EveryRate.ca Survey Shows Most Canadians Can’t Afford Small Housing Cost Increases

Results of a new survey from online mortgage marketplace EveryRate.ca show that most Canadians would struggle with a 15% increase in their housing expenses. The survey was conducted with polling firm Leger in mid-November and asked 1,526 Canadians: “If your mortgage or rent increased by 15%, how long would you be able to manage the increase before deciding to move or sell?”

Key findings included:

  • 62% of younger Canadians (18–24) said they could sustain less than six months of higher housing costs, with similar results for those aged 25–34 (63%);
  • 66% of low-income households (earning under $60,000 annually) said they couldn’t sustain a 15% housing cost increase for more than six months;
  • 63% of renters said they couldn’t manage a 15% increase for six months, compared to 44% of homeowners;
  • 60% of families with children said they could not manage increased housing costs, compared to 48% of households without children; and
  • 60% of BIPOC respondents said they couldn’t sustain a cost increase beyond six months, compared to 49% of white respondents.

“Now, more than ever, Canadians must prepare for financial uncertainty.
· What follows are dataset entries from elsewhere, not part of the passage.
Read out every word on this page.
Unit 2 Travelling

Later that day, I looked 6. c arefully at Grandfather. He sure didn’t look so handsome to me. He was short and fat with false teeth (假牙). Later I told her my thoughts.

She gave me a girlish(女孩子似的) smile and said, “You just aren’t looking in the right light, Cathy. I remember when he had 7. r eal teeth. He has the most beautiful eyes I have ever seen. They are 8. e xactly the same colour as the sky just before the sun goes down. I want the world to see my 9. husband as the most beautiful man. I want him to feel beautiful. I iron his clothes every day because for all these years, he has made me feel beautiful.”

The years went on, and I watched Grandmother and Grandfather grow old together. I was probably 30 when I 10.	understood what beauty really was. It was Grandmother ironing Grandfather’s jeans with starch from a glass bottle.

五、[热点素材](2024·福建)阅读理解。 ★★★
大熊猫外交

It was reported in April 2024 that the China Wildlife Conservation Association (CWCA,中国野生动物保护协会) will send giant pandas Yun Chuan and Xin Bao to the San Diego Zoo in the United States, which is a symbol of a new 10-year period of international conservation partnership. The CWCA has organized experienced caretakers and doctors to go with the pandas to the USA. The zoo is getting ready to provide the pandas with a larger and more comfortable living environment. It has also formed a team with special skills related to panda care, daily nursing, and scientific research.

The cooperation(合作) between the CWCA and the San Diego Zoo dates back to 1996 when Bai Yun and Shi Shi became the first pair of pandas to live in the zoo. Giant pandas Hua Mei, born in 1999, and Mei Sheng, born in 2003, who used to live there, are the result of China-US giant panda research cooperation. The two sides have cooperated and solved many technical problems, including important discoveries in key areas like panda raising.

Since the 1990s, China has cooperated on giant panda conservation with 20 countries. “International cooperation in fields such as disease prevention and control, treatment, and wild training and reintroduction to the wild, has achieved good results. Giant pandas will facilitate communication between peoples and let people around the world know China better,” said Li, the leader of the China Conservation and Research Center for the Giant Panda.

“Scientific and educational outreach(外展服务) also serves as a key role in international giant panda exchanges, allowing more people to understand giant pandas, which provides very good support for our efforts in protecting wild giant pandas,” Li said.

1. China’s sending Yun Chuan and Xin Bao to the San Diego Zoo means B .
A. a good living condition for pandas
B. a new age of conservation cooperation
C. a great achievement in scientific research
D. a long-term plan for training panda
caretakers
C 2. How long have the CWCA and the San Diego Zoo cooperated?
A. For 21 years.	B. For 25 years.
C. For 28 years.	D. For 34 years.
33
It’s not just about cutting costs but taking proactive steps, like getting multiple mortgage quotes and exploring all your options to safeguard your finances,” says Andy Hill, a mortgage expert and co-founder of EveryRate.ca. “We’re looking at over a million fixed-rate mortgages coming up for renewal in 2025. Many of these were locked in at rates under 2%. When they renew at today’s rates, closer to 4% or 4.5%, homeowners could see their monthly payments jump by $200 to $300. It will be a big adjustment, and planning will make all the difference.”

Hill said he founded the mortgage rate comparison site so consumers can understandthe impact different mortgage types can have on their financial health. EveryRate.ca helps folks compare different rates and products.

After conducting a few surveys, Hill said a consistent finding is consumers are seeing economic stress. Everyone has come through a tough economic period where they were unsure how things would turn out.

It also looks like rates will drop a bit, but that will still leave payments higher than before. Should another macroeconomic shock arise, it could be calamitous for many.

As it is, many Canadians are struggling with inflation. Some also must budget for higher-than-usual property tax increases of 6% or more, adding to their housing woes.

“It’s important we don’t see a second wave of inflation,” Hill noted. “It’d be a one-two punch. That one punch hurt a lot of people and left a lasting impression. If we get another one, it’ll be pretty tough.”